Other signers representing a variety of beliefs included the American Association of Christian Schools, Association for Biblical Higher Education, Association of Christian Schools International, General Conference of Seventh-Day Adventists, Jewish Coalition for Religious Liberty, and Lutheran Church-Missouri Synod.
“It is dangerous and un-American to deny a share in religious freedom for nondenominational and independent religious institutions,” was my statement to media reporters last summer. “Such a policy would unconstitutionally discriminate against many of America’s religious schools and colleges, including those Catholic schools and colleges that are faithful to their beliefs but legally independent of the Catholic Church.”

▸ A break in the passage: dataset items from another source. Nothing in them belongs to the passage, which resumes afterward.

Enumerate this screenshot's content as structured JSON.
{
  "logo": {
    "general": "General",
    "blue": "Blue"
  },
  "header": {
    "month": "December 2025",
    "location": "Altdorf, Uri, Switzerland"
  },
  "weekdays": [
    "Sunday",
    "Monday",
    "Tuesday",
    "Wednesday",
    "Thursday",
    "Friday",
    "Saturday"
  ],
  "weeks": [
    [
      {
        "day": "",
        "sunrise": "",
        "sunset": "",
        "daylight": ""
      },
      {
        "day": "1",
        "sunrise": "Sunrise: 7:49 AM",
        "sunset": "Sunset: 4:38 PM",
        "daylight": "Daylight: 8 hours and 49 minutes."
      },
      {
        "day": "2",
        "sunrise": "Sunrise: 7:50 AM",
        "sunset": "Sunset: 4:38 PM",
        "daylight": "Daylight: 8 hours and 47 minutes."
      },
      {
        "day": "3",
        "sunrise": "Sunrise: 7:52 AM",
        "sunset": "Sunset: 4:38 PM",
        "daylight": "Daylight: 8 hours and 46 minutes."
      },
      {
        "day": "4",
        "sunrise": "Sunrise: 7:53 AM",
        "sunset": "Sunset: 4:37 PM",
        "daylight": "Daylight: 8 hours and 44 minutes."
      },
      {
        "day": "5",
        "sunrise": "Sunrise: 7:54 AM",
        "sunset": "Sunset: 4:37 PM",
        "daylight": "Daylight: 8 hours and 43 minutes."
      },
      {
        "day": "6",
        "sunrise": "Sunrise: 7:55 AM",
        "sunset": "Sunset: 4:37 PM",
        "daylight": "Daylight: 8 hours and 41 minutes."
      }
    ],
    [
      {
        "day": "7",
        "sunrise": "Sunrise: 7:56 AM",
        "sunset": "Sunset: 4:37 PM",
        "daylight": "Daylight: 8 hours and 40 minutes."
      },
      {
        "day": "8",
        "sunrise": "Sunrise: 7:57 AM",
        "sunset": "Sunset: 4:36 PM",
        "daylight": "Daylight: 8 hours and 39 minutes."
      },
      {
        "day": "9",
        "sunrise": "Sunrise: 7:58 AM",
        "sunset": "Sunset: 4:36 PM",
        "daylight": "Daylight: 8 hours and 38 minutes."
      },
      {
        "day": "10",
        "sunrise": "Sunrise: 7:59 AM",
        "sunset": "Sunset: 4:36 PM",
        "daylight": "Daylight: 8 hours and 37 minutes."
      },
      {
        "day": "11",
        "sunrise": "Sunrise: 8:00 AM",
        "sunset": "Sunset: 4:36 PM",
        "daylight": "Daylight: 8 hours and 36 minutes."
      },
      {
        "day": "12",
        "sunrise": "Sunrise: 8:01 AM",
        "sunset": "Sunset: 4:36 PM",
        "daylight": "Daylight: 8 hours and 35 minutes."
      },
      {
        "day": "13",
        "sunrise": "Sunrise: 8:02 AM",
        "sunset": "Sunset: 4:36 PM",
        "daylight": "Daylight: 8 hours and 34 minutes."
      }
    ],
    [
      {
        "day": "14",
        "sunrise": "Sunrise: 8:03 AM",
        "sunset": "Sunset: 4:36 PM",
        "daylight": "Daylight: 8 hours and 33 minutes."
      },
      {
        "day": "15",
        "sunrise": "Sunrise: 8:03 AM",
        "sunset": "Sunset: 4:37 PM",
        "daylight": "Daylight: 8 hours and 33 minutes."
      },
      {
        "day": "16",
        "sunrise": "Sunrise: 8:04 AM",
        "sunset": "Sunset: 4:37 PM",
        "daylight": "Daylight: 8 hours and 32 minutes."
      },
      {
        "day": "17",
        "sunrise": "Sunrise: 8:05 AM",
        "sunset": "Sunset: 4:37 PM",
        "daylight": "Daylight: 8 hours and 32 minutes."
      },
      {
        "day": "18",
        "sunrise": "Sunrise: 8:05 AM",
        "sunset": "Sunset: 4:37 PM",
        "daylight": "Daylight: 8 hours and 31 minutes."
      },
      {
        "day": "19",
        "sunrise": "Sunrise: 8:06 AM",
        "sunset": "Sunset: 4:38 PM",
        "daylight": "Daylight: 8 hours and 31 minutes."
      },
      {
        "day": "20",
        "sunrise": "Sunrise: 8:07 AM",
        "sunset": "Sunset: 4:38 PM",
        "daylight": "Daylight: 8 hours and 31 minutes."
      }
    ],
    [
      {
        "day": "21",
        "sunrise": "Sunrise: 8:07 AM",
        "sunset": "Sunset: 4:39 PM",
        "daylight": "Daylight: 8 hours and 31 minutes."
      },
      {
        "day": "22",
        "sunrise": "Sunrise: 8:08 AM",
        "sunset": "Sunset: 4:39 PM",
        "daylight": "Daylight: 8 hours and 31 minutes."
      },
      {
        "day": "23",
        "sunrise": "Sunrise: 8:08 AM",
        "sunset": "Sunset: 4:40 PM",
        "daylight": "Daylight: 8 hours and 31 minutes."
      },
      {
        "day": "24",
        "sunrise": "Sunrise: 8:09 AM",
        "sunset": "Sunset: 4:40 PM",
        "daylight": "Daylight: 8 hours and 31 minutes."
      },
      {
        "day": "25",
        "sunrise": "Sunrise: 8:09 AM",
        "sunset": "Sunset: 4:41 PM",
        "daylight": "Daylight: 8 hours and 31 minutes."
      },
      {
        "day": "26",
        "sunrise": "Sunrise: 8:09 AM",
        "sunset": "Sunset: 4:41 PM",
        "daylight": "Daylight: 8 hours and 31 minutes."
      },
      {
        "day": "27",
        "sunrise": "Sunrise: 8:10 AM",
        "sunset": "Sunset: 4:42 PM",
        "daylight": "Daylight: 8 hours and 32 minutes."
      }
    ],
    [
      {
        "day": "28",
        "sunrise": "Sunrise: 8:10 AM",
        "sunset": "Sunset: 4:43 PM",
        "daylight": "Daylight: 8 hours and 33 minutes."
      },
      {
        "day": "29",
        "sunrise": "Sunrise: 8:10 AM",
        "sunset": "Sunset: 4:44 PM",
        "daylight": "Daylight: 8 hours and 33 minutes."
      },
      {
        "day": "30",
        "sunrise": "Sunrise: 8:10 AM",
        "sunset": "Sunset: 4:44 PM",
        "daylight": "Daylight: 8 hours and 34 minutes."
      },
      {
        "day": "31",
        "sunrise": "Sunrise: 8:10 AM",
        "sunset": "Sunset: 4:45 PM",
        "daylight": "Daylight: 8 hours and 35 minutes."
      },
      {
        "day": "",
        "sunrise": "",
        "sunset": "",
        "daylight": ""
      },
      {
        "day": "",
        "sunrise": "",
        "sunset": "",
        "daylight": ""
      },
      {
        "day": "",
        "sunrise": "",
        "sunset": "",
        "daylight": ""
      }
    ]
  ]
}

The amicus brief called on the Ninth Circuit to recognize that an independent institution controlled by a board of trustees with deeply held religious convictions and a religious mission is sufficiently “controlled by a religious organization” for the purposes of the Title IX exemption.
Praise be to God, the court unanimously agreed. “For over 30 years, DOE [U.S. Department of Education] has maintained that the statute does not contain ‘an independent requirement that the controlling religious organization be a separate legal entity than the educational institution,’” the court noted. It upheld a district court’s ruling in 2020 and found that the plaintiffs “could allege no additional facts to save their challenge to Fuller’s differential treatment of same-sex marriages as compared to opposite-sex marriages, since Fuller’s actions fell squarely within Title IX’s religious exemption.”
Catholic educators and the whole of the Catholic Church received a wonderful gift, by this strong federal ruling for religious freedom. We live in a nation that still celebrates Christmas and allows Catholics to teach young people the truth of Christ — and for that we can be grateful in this merry season.